156. Ambling Lion - Classical

156. Ambling Lion - Classical

Bronze
H: 5.9 cm. L: 9.1 cm
Allegedly from region of Smyrna
East Greek (School of Chios or Ephesos?)
4th century B.C.

Solid-cast by the lost wax method, carefully and elaborately cold-worked, burnished and polished.

Condition: patina a black olive green, traces of cuprite, pin-points and patches of green, slight abrasions to surface, a scrape on back behind mane reveals a yellowish metal, greyish earth incrustations on left sides of hind legs. The right foreleg and paw bent back slightly inwards out of position, the third claw abraded. The odd small nick and a blow to rump.

A loner on the look out, with his hungry flanks, and his tongue hanging out in expectancy, the lion prowls possibly in the hope
of prey.

He is difficult to place or compare. In certain aspects there would seem to be a rapport with the famous chimaera from Arezzo [1] in Florence which may be slightly later than the date usually ascribed to it. What they have in common is their multi-layered mane, the tufts less flame-like on this small example, and a similar rendering for the ears, though in this case they are striated but smooth on the Arezzo chimaera. One could also compare their muzzles, but what really makes them comparable is that they are lions and both extremely well executed. Stylistically, Etruscan artistic production is sometimes very close to works from East Greece.

Though later in date, around the middle of the 4th century, and bearing a rapport, are the lions in the British Museum [2] from the Mausoleum at Halicarnassus. There are also the lions from the marble group from Sinope [3] dated in the second quarter of the 4th century.

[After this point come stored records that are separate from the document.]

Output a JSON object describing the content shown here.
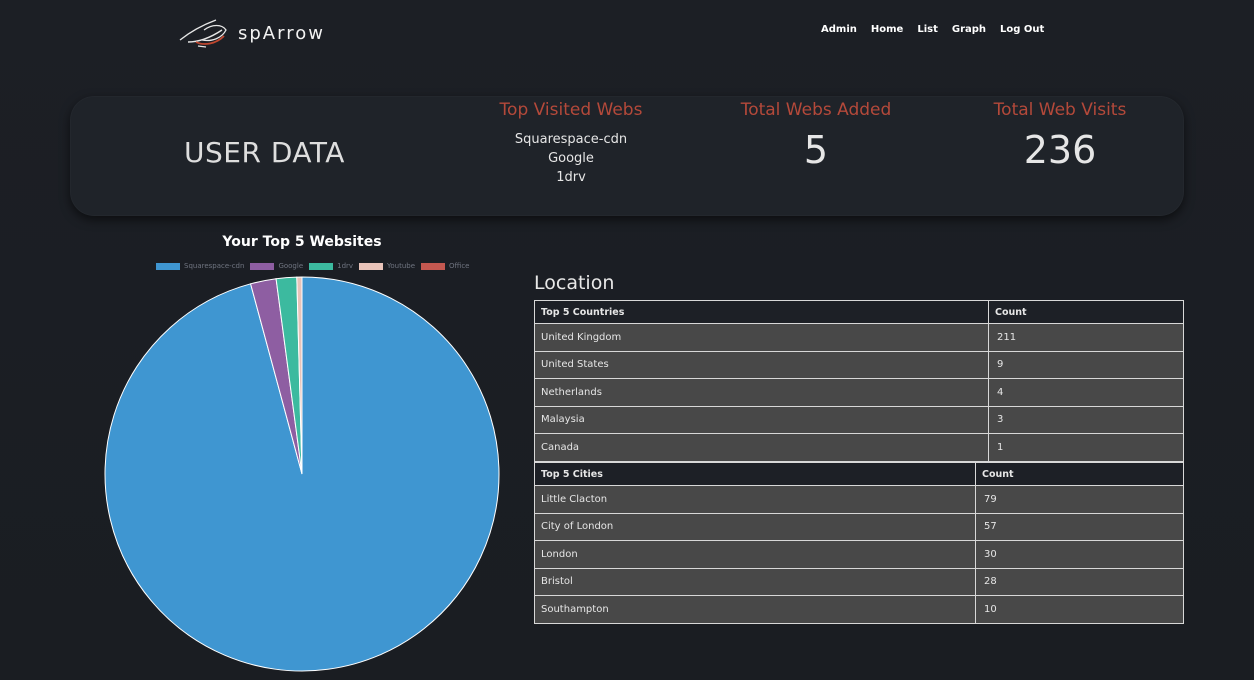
{
  "header": {
    "app_name": "spArrow",
    "nav": [
      "Admin",
      "Home",
      "List",
      "Graph",
      "Log Out"
    ]
  },
  "summary": {
    "title": "USER DATA",
    "top_visited": {
      "title": "Top Visited Webs",
      "items": [
        "Squarespace-cdn",
        "Google",
        "1drv"
      ]
    },
    "total_webs": {
      "title": "Total Webs Added",
      "value": "5"
    },
    "total_visits": {
      "title": "Total Web Visits",
      "value": "236"
    }
  },
  "chart_data": {
    "type": "pie",
    "title": "Your Top 5 Websites",
    "categories": [
      "Squarespace-cdn",
      "Google",
      "1drv",
      "Youtube",
      "Office"
    ],
    "values": [
      228,
      5,
      4,
      1,
      0
    ],
    "colors": [
      "#3f96d1",
      "#8e5ea2",
      "#3cba9f",
      "#e8c3b9",
      "#c45850"
    ],
    "legend": "top"
  },
  "location": {
    "title": "Location",
    "countries": {
      "headers": [
        "Top 5 Countries",
        "Count"
      ],
      "rows": [
        [
          "United Kingdom",
          "211"
        ],
        [
          "United States",
          "9"
        ],
        [
          "Netherlands",
          "4"
        ],
        [
          "Malaysia",
          "3"
        ],
        [
          "Canada",
          "1"
        ]
      ]
    },
    "cities": {
      "headers": [
        "Top 5 Cities",
        "Count"
      ],
      "rows": [
        [
          "Little Clacton",
          "79"
        ],
        [
          "City of London",
          "57"
        ],
        [
          "London",
          "30"
        ],
        [
          "Bristol",
          "28"
        ],
        [
          "Southampton",
          "10"
        ]
      ]
    }
  }
}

Lions were produced in considerable number throughout the classical world and in the 4th century often associated with funerary monuments. For a later example in marble, but of a very different style because he is Attic, is the large lion, cat. no. 160.

With no close parallels but given his style and to a lesser extent the indicated provenance, he must be an East Greek work, possibly to be attributed to a Chiot or Ephesian workshop.

On view: Antikenmuseum, Basel: 1967-1968

Exhibited and Published:
Art Antique, cat. no. 229, ill.







1 Archaeological Museum 1: Parlavecchia, P. (ed.): Les Etrusques et l'Europe (Paris, 1992), no. 366, p. 379.

2 GR 1857.12-20.247: Ashmole, B.: Architect & Sculptor in Classical Greece. The Wrightman Lectures (London, 1972),
p. 156 ill. 177.

3 Budde, L.: Eine Tierkampfgruppe aus Sinope, Antike Plastik II (Berlin, 1963), p. 55 ff., pl. 38-44.